Sunday, August 26, 2012
Framing With Focus and Light
I took this picture of a nice hot-rodded Bug during my SappyFest street shoot, on my way home. It wasn't really related to SappyFest so I didn't do anything with it until now. This is one of those pictures which shows that I am enthusiastic about using Post Processing (PP) in creating my personal style. There is some debate about this among photographers, whether PP should be relied upon, or if a "personal style" of photography should come straight from the camera. I may be wrong about this, but those who are strong of opinion one way or the other, also fall into the Digital vis Film camps. I am not strong of opinion either way, because I really admire film photography, and as I've said before on a couple of occasions, all of the really cool cameras are film cameras. The trouble is, I simply cannot bring myself back to using film - some of my best shots were made with film, but I'm now too far gone Digital.

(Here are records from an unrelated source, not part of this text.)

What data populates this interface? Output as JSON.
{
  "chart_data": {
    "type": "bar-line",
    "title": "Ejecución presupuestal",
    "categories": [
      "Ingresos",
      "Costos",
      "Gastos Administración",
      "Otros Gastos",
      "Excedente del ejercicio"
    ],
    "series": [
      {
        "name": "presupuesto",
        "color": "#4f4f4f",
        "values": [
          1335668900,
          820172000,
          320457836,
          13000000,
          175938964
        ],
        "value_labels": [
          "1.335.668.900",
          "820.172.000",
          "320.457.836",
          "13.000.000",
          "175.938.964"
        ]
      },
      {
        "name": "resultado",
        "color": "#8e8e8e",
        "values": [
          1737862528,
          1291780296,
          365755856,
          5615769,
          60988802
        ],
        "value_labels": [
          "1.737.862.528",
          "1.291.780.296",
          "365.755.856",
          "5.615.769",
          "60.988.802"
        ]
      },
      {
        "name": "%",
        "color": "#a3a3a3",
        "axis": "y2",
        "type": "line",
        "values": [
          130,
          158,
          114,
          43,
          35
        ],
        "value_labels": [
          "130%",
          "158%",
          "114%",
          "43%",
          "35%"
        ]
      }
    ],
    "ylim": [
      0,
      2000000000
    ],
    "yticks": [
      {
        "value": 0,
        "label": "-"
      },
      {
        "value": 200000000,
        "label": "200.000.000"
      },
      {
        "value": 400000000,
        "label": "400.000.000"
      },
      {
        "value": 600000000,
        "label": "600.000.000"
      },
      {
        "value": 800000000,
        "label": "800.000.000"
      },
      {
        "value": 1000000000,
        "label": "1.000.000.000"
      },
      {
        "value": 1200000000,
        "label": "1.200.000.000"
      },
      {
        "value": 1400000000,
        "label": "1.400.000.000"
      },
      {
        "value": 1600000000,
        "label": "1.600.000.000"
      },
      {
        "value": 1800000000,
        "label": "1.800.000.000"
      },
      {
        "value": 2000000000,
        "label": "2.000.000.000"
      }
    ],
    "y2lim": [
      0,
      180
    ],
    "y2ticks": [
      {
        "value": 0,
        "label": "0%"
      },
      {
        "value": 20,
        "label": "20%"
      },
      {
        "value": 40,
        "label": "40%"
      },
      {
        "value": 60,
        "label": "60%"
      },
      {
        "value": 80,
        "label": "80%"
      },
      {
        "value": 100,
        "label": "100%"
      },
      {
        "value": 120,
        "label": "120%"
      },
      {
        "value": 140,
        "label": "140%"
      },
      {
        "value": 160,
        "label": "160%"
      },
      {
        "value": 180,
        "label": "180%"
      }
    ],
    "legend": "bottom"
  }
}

But enough about that. I shot this picture through my Jupiter-9 Lens - a Russian gem which is very fast, has beautiful glass and an amazing 11 blade aperture. It was a bit tricky, as obviously this is a very old manual focus lens, I had it fairly opened up to f5.6, so the depth of field (DOF) was still quite shallow, and the car was moving. I'm amazed I was able to keep it in focus, but by good luck (and the very helpfully superb EOS 7D viewfinder) I managed to keep a bead on the car. Now, here is a perfect example as to why I insist on having a great optical viewfinder with manual focus assist. If you look closely, I think my focus is a wee bit soft- I was actually focussed more in the front of the car, but under these circumstances, it came off well.
So, with a good shot to start with, (no matter what, you always need a good photo) I went to Post Processing to see if I could really turn this into something more like art. The first thing I noticed besides I did a pretty god job focussing on the Bug while having everything else de-focused, was how most of the light was also on the Bug, and most everything else was in shadow. I decided to put more emphasis on this.
Although the original exposure was perfect, the first step was to reduce the EV by one stop (using the RAW file in Photivo). This darkened the whole picture, but the shadow zones got even darker - perfect start. Next. I did everything I could to raise the exposure of the highlights only - Photivo has a number of different ways of doing this - I tried them all. The effect of each step was very subtle, but as each accumulated, the Bug began standing out more and more from the background, which remained dark and fuzzy. I left the mid-tones alone and concentrated only on the highlights.
Finally, although it wasn't really necessary, I thought I'd try some Vignetting (a circle of darkening usually produced by very cheap lenses, but can also be added for effect with PP software). I made the Vignette soft but noticeable, and it helped even more to keep the Bug in the spotlight, while also keeping the overall context of the picture.
A fairly easy Post Processing procedure, but it's also important to note that I had a good capture that was already started with the focussing and lighting emphasis this picture needed to turn it into something that suited my personal style.